Тетя Люба стала докладывать Нечаеву, что Галя теперь сама убирает комнату и сама ходит в ванную, а главное – стала много есть. Оказалось, что тетя Люба вкусно готовит, и Галино истощенное тело стало быстро поправляться и становиться таким же статным, а лицо таким же открытым, приветливым и прекрасным – по крайней мере, таким, каким оно всегда казалось Нечаеву. В один из воскресных дней она, держа за руку Тонечку, спустилась к обеду. С этого дня они с Тоней стали есть внизу, а вечером она всегда дожидалась, когда Нечаев вернется с работы, и они все, включая тетю Любу, садились за стол.

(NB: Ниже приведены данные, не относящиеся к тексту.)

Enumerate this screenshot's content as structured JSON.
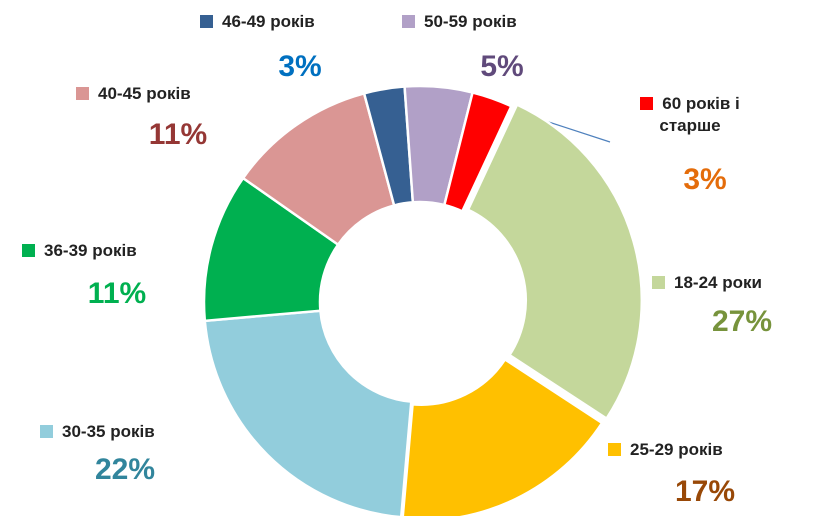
{
  "chart_data": {
    "type": "donut",
    "categories": [
      "18-24 роки",
      "25-29 років",
      "30-35 років",
      "36-39 років",
      "40-45 років",
      "46-49 років",
      "50-59 років",
      "60 років і старше"
    ],
    "values": [
      27,
      17,
      22,
      11,
      11,
      3,
      5,
      3
    ],
    "value_labels": [
      "27%",
      "17%",
      "22%",
      "11%",
      "11%",
      "3%",
      "5%",
      "3%"
    ],
    "colors": [
      "#c4d79b",
      "#ffc000",
      "#92cddc",
      "#00b050",
      "#da9694",
      "#366092",
      "#b1a0c7",
      "#ff0000"
    ],
    "label_colors": [
      "#77933c",
      "#984807",
      "#31859c",
      "#00b050",
      "#953735",
      "#0070c0",
      "#604a7b",
      "#e46c0a"
    ]
  }
}
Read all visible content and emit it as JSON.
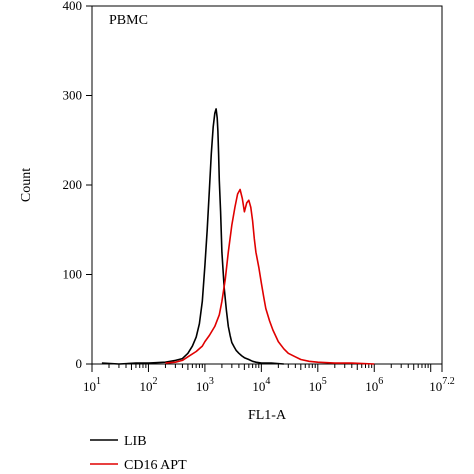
{
  "chart_data": {
    "type": "line",
    "annotation": "PBMC",
    "xlabel": "FL1-A",
    "ylabel": "Count",
    "x_scale": "log10",
    "xlim": [
      10,
      15848932
    ],
    "ylim": [
      0,
      400
    ],
    "y_ticks": [
      {
        "value": 0,
        "label": "0"
      },
      {
        "value": 100,
        "label": "100"
      },
      {
        "value": 200,
        "label": "200"
      },
      {
        "value": 300,
        "label": "300"
      },
      {
        "value": 400,
        "label": "400"
      }
    ],
    "x_ticks": [
      {
        "value": 10,
        "base": "10",
        "exp": "1"
      },
      {
        "value": 100,
        "base": "10",
        "exp": "2"
      },
      {
        "value": 1000,
        "base": "10",
        "exp": "3"
      },
      {
        "value": 10000,
        "base": "10",
        "exp": "4"
      },
      {
        "value": 100000,
        "base": "10",
        "exp": "5"
      },
      {
        "value": 1000000,
        "base": "10",
        "exp": "6"
      },
      {
        "value": 15848932,
        "base": "10",
        "exp": "7.2"
      }
    ],
    "grid": false,
    "legend_position": "bottom-left",
    "series": [
      {
        "name": "LIB",
        "color": "#000000",
        "x": [
          15,
          30,
          60,
          100,
          200,
          300,
          400,
          500,
          600,
          700,
          800,
          900,
          1000,
          1100,
          1200,
          1300,
          1400,
          1500,
          1580,
          1650,
          1700,
          1750,
          1800,
          1900,
          2000,
          2200,
          2400,
          2600,
          2800,
          3000,
          3300,
          3600,
          4000,
          4500,
          5000,
          6000,
          7000,
          8000,
          10000,
          15000,
          25000
        ],
        "values": [
          1,
          0,
          1,
          1,
          2,
          4,
          6,
          12,
          20,
          30,
          45,
          70,
          110,
          150,
          195,
          235,
          265,
          280,
          285,
          275,
          260,
          235,
          205,
          170,
          125,
          85,
          60,
          42,
          32,
          24,
          19,
          15,
          12,
          9,
          7,
          5,
          3,
          2,
          1,
          1,
          0
        ]
      },
      {
        "name": "CD16 APT",
        "color": "#e00000",
        "x": [
          200,
          300,
          400,
          500,
          700,
          900,
          1000,
          1200,
          1500,
          1800,
          2000,
          2300,
          2600,
          3000,
          3400,
          3800,
          4200,
          4600,
          5000,
          5500,
          6000,
          6500,
          7000,
          7500,
          8000,
          9000,
          10000,
          11000,
          12000,
          14000,
          16000,
          20000,
          25000,
          30000,
          40000,
          50000,
          70000,
          100000,
          200000,
          400000,
          1000000
        ],
        "values": [
          1,
          2,
          4,
          8,
          14,
          20,
          25,
          32,
          42,
          55,
          70,
          95,
          125,
          155,
          175,
          190,
          195,
          185,
          170,
          180,
          183,
          175,
          160,
          140,
          125,
          108,
          90,
          75,
          62,
          48,
          38,
          25,
          17,
          12,
          8,
          5,
          3,
          2,
          1,
          1,
          0
        ]
      }
    ]
  },
  "chart_ui": {
    "tick_label_color": "#000000",
    "axis_color": "#000000"
  }
}
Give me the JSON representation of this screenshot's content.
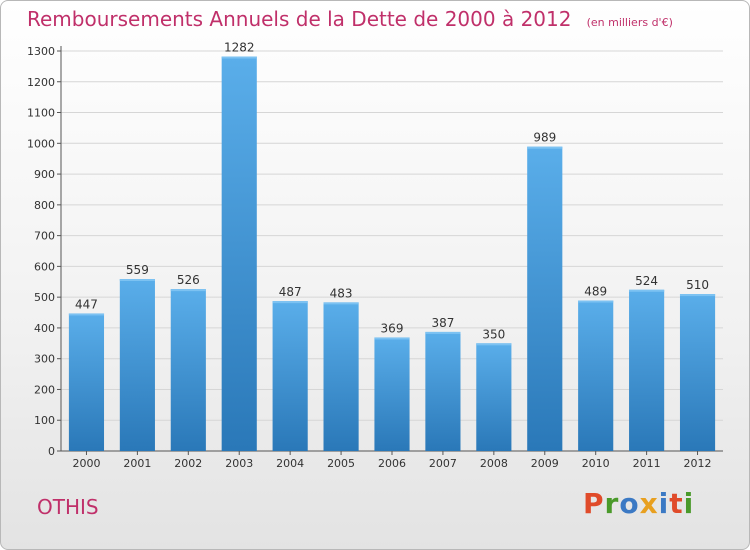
{
  "header": {
    "title": "Remboursements Annuels de la Dette de 2000 à 2012",
    "subtitle": "(en milliers d'€)"
  },
  "footer": {
    "town": "OTHIS",
    "logo_text": "Proxiti"
  },
  "colors": {
    "title": "#c0306a",
    "bar_top": "#5aaeea",
    "bar_bottom": "#2a78b8",
    "grid": "#d6d6d6",
    "logo_letters": [
      "#e04b2a",
      "#4a9a2a",
      "#3b79c4",
      "#e8a020",
      "#3b79c4",
      "#e04b2a",
      "#4a9a2a"
    ]
  },
  "chart_data": {
    "type": "bar",
    "title": "Remboursements Annuels de la Dette de 2000 à 2012",
    "subtitle": "(en milliers d'€)",
    "categories": [
      "2000",
      "2001",
      "2002",
      "2003",
      "2004",
      "2005",
      "2006",
      "2007",
      "2008",
      "2009",
      "2010",
      "2011",
      "2012"
    ],
    "values": [
      447,
      559,
      526,
      1282,
      487,
      483,
      369,
      387,
      350,
      989,
      489,
      524,
      510
    ],
    "xlabel": "",
    "ylabel": "",
    "ylim": [
      0,
      1300
    ],
    "yticks": [
      0,
      100,
      200,
      300,
      400,
      500,
      600,
      700,
      800,
      900,
      1000,
      1100,
      1200,
      1300
    ],
    "grid": true,
    "legend": "none",
    "data_labels": true
  }
}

Нечаев по-прежнему старался ей не мешать и, кроме совместных ужинов, держался в стороне. Галя была ему за это благодарна. Но однажды за обедом он сказал, что они должны поговорить.
После смерти отца он стал полноправным хозяином дома и, думая о том, что произошло с Антоном, он понимал, что с ним тоже может произойти все что угодно – живем под одним Богом – и что, если это произойдет, то у Гали с Тонечкой нет никаких прав на дом, и они останутся без жилья. Это все он и рассказал Гале.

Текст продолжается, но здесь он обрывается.